I was recently on a panel at an event and afterward met one of the attendees, Bettina Schmidt, who is a “Harmonizer & Reiki Practitioner.” I have no idea what that is, but somehow I thought she might have some tips on how I could improve my smile, so I asked her. She later sent me an email with some great tips, which I’m sharing here in its entirety, with minor editing for clarity, since Bettina sent this to me as a quick note, not expecting it to be published or anything:
1) Train your smile. If you just try to smile a lot, all the time, without thinking about it, you will most likely get this weird “I keep people locked in my basement” smile, which is contrary to what you want to achieve, I assume. Smiling doesn’t only work with your mouth, but also (I am sure you know) with your eyes, your face muscles, your body language. However, training it will get you more confidence for your face muscles and the body language part. For 1 minute every day for the next 14 days smile in front of the mirror (works also by turning your phone camera so that you can see yourself, which makes it easier when you are on the run).
To enhance your natural smile do 2 things:
a) Think of nice situations you had in the past and picture them in detail, including how they made you feel.
b) Do a gratitude exercise: Think of this sentence: “Today, I am grateful for…” and then complete it with your kids, your body, your favourite color, the nice breakfast on the weekend, the event that went well, etc.Both of these are mood-boosters and will help you to smile more authentically. Get used to what an authentic smile feels like and try to remember it.
TIP: always squint your eyes when smiling (makes your smile automatically more natural).
This might seem like too much effort. Remember that a fake smile is not really a smile. Better to let it go then be fake. If you cannot be authentic, people will feel it.
2) Create triggers and habits. As you are not naturally smiling a lot during your normal daily activities, you need triggers to create a habit. Creating a habit usually takes around 5 weeks in my opinion. A trigger has to be something that you experience regularly, without having to remember. Some examples:
- At a presentation, train yourself to set a smile every time you click for the next slide or you get the next slide
- When your phone rings, smile before you pick up (will also enhance your communication by the way)
- Find a trigger word that other people use a lot, like “nice” or “and” and link it to a smile–maybe you have a word that really suits you here (for me the word is “awesome”)
There are some rules with this second step:
- Do not get discouraged if you can’t fulfill your goal for a day. It defeats the purpose when you are angry, so no point in doing it. Replace the thought with something nice.
- Try to combine the 2 steps, but do not overthink it.
- Keep it simple, relax and give it time–habits don’t get created over night. But if you keep practicing at some point your smile will come automatically and you will be shocked you didn’t even think about it.
A friend of mine, Cheryl Conner of Snapp Conner PR, says “Rehearse in advance to be sure the smile is natural. If it’s too conscious or forced it ends up looking like a smirk. Letting your natural enthusiasm about your role at a media event is one of the best ways I’ve found to keep your head in a positive place and produce a smile that is natural.”
I once saw Guy Kawasaki, who has a great smile, speak at a conference and afterward he did a Q&A where he talked about his speaking coach who taught him how to smile better.
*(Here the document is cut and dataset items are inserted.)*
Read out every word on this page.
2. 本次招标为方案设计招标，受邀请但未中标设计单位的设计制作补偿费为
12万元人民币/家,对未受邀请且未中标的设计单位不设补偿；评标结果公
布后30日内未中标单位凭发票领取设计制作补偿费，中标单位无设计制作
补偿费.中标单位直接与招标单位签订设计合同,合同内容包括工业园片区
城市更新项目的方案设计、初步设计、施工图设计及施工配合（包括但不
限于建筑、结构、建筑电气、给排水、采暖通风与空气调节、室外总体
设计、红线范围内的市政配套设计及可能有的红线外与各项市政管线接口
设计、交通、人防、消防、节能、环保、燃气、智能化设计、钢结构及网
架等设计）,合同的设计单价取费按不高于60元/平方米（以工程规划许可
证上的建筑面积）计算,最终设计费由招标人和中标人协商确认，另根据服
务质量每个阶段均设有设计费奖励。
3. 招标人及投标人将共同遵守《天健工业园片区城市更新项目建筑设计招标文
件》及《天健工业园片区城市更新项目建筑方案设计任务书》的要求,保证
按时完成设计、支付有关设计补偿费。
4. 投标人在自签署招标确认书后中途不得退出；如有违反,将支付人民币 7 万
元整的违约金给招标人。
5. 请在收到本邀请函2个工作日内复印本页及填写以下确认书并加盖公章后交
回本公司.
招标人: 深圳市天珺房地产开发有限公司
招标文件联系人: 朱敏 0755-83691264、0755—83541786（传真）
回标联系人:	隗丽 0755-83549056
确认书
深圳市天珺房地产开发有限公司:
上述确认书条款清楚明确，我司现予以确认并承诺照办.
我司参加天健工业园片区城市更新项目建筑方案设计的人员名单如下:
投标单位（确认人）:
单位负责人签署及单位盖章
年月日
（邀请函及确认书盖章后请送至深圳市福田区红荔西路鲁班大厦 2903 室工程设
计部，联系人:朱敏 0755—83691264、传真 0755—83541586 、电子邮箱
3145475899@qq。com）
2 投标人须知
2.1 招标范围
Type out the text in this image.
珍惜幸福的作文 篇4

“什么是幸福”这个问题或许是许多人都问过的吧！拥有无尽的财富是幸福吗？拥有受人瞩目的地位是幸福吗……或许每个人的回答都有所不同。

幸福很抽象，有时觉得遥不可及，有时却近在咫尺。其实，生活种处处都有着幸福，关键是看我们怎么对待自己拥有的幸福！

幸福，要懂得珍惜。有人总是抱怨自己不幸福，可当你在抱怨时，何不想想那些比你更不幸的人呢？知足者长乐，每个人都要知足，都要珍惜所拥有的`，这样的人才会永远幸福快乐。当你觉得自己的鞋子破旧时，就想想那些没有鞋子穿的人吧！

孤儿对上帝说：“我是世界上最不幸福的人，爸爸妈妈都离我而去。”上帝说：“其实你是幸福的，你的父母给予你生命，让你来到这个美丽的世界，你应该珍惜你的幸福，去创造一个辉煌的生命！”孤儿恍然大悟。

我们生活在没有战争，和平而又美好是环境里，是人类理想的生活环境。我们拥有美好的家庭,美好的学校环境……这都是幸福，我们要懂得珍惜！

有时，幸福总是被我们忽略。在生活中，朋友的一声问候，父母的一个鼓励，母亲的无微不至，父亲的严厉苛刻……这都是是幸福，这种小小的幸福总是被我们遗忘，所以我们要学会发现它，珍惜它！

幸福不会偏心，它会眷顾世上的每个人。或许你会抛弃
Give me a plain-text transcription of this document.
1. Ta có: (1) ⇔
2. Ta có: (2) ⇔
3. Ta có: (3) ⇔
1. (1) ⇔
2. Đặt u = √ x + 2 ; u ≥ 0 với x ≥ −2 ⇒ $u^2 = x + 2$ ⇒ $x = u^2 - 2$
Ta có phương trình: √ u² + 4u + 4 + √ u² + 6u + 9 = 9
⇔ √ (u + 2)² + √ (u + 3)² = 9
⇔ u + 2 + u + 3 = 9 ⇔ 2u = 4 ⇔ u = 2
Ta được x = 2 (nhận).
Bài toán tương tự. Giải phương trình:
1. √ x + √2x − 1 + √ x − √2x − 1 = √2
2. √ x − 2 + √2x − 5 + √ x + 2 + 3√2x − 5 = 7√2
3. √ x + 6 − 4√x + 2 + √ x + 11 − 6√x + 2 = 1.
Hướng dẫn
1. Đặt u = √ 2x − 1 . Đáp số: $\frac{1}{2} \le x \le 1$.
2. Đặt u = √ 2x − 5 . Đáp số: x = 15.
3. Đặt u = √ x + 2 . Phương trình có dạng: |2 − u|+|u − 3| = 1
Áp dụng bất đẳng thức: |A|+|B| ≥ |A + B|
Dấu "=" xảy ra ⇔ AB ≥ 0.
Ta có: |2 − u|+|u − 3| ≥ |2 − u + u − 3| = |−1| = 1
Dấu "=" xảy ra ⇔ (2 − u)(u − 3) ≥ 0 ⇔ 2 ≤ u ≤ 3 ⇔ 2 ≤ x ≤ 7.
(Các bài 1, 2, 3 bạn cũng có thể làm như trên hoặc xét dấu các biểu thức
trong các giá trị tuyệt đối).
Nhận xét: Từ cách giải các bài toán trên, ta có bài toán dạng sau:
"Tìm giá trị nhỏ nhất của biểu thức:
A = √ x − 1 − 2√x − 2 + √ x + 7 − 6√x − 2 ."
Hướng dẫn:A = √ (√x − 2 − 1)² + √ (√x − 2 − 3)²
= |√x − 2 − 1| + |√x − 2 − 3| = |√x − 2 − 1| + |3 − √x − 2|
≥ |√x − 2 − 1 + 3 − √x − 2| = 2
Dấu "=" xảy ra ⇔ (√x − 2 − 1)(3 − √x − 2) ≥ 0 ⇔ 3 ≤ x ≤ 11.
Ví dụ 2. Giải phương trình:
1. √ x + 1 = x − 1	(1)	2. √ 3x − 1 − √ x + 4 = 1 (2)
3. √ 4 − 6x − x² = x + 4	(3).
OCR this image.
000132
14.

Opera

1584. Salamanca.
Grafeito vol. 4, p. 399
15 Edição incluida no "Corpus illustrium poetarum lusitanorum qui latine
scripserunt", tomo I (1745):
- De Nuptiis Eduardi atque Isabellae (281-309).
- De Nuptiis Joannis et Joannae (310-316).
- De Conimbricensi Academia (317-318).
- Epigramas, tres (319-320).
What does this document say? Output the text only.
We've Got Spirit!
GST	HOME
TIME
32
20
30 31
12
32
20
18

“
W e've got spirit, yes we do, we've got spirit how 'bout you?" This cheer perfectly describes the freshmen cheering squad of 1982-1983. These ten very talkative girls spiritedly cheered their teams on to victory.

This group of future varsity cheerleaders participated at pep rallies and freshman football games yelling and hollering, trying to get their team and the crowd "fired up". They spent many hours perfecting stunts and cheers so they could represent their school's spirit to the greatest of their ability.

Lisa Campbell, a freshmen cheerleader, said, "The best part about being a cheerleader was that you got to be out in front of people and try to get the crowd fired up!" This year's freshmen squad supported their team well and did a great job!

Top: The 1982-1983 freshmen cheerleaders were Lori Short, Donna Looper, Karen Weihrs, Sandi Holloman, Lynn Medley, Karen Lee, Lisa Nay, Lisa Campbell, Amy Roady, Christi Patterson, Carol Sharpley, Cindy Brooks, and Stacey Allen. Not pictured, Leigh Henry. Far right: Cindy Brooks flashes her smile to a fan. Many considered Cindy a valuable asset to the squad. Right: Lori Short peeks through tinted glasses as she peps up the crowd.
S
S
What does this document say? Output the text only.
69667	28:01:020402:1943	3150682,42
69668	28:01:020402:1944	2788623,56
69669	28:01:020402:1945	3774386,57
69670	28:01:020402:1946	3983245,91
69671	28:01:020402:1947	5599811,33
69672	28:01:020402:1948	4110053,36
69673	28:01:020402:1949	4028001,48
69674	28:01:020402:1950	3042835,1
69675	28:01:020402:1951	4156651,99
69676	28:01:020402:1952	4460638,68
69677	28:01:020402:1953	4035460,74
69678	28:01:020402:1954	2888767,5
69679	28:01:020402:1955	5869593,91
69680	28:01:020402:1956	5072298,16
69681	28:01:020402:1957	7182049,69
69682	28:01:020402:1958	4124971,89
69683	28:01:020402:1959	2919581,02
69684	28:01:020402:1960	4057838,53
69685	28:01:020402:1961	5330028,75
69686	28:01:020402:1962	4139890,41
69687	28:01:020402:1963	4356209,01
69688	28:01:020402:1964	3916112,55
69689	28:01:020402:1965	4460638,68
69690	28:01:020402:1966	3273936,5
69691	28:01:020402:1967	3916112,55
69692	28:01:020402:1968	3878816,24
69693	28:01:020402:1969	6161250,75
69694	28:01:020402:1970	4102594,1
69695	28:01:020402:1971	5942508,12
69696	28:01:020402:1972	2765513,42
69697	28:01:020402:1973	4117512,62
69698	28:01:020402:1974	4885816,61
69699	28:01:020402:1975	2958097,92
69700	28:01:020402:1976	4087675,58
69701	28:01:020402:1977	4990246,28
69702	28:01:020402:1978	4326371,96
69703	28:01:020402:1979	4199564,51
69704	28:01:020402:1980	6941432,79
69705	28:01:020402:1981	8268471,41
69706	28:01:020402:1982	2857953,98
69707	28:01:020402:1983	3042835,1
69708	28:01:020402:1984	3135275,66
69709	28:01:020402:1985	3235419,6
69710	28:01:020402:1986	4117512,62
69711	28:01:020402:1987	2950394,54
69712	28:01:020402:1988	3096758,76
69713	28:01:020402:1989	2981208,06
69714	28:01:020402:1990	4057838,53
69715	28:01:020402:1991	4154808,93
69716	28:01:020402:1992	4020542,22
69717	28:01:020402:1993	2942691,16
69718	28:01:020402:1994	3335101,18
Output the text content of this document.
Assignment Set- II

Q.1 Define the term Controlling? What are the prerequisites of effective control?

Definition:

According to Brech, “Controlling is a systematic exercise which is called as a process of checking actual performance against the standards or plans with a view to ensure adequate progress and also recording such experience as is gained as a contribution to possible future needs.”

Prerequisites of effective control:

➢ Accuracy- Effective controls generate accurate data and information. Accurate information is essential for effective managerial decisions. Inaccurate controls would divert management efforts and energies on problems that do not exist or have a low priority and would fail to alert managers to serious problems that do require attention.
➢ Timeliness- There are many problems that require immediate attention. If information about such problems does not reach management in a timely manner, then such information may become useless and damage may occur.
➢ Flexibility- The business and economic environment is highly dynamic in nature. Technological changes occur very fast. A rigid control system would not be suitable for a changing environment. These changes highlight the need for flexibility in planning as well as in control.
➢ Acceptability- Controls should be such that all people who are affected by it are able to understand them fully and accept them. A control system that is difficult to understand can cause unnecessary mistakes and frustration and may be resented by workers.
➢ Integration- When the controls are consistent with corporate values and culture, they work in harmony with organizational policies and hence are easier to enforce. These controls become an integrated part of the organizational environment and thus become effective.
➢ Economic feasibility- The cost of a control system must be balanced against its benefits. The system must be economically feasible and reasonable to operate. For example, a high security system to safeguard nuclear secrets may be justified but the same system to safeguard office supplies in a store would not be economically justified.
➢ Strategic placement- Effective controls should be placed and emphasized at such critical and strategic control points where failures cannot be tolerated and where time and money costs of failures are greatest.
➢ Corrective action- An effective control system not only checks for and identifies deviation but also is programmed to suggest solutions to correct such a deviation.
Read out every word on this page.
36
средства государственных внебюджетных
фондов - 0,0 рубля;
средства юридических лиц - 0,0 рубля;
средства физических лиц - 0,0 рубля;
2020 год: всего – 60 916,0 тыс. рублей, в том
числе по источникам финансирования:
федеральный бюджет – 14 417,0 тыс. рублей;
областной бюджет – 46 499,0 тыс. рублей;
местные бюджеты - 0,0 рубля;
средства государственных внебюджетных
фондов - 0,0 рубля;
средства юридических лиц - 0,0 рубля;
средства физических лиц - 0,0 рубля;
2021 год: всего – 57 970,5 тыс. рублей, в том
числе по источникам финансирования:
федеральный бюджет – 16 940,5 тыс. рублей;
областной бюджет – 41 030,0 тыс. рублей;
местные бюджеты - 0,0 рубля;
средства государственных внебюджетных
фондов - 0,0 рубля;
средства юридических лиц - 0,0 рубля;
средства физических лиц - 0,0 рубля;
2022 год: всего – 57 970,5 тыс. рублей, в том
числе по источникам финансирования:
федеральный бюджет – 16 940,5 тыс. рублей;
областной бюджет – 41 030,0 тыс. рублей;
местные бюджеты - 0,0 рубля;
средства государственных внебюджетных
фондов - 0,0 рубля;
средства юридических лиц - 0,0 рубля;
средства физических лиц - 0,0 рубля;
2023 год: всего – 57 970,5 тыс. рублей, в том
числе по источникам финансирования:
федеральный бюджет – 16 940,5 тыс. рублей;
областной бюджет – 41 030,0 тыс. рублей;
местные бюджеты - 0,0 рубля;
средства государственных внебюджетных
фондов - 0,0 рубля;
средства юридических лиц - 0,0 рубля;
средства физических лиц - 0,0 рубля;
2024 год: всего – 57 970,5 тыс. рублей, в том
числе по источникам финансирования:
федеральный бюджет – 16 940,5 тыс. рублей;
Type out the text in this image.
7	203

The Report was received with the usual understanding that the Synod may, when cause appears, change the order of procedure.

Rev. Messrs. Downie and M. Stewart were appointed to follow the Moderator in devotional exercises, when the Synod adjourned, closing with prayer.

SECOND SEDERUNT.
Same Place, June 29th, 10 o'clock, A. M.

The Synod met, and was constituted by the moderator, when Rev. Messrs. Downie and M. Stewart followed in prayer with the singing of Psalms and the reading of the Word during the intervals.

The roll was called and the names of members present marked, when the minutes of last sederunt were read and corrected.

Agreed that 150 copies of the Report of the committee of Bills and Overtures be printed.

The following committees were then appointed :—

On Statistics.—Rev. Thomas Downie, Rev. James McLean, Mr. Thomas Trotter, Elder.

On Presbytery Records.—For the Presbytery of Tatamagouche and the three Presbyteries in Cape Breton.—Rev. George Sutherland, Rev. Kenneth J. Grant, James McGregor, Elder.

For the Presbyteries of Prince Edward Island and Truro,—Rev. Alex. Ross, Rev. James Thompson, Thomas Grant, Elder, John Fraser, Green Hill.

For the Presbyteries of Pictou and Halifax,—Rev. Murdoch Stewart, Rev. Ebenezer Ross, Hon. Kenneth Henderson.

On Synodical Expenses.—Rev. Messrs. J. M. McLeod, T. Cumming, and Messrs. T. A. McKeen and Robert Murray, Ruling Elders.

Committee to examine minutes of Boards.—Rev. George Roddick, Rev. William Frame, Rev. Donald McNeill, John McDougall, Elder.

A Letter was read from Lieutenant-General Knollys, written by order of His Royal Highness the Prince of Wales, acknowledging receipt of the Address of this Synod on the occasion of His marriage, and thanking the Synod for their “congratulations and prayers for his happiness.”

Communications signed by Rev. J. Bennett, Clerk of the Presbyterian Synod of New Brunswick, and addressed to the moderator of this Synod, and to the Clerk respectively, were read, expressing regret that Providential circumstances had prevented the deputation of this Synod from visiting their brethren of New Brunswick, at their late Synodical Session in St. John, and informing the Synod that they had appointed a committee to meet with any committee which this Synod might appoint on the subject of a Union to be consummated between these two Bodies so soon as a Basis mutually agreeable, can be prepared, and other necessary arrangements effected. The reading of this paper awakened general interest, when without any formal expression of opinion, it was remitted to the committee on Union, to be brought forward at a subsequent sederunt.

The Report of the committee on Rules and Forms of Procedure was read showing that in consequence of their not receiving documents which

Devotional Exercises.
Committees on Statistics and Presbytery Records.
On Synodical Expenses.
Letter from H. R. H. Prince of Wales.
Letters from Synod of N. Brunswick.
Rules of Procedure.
Like Bettina, he spoke about how an authentic smile doesn’t engage only your mouth, but your eyes as well. Those wrinkles on the sides of your eyes that we call crow’s feet? That’s how you know you’re truly smiling rather than merely showing your teeth.
After receiving this advice I did some research on my own, because I have experienced a second challenge, which is smile fatigue. I was on TV once for 20 minutes and by the end of the 20 minutes my lips were quivering and my cheeks felt tired and sore from trying to hold a smile. And then on top of that people still said I looked too serious and should have smiled more. After looking at the advice online, the conclusion I’ve reached is that smiling takes muscles, and if you want to be able to hold a smile without quivering, and get a more natural smile at the same time, you have to work out. That is, practice smiling and holding it, and find more opportunities where you need to smile and hold it. As in many other parts of life, practice makes perfect. And practicing smiling, it turns out, can be good for your mental health, even better than eating chocolate.
Do you have any secrets for remembering to smile, or holding a smile for a long time?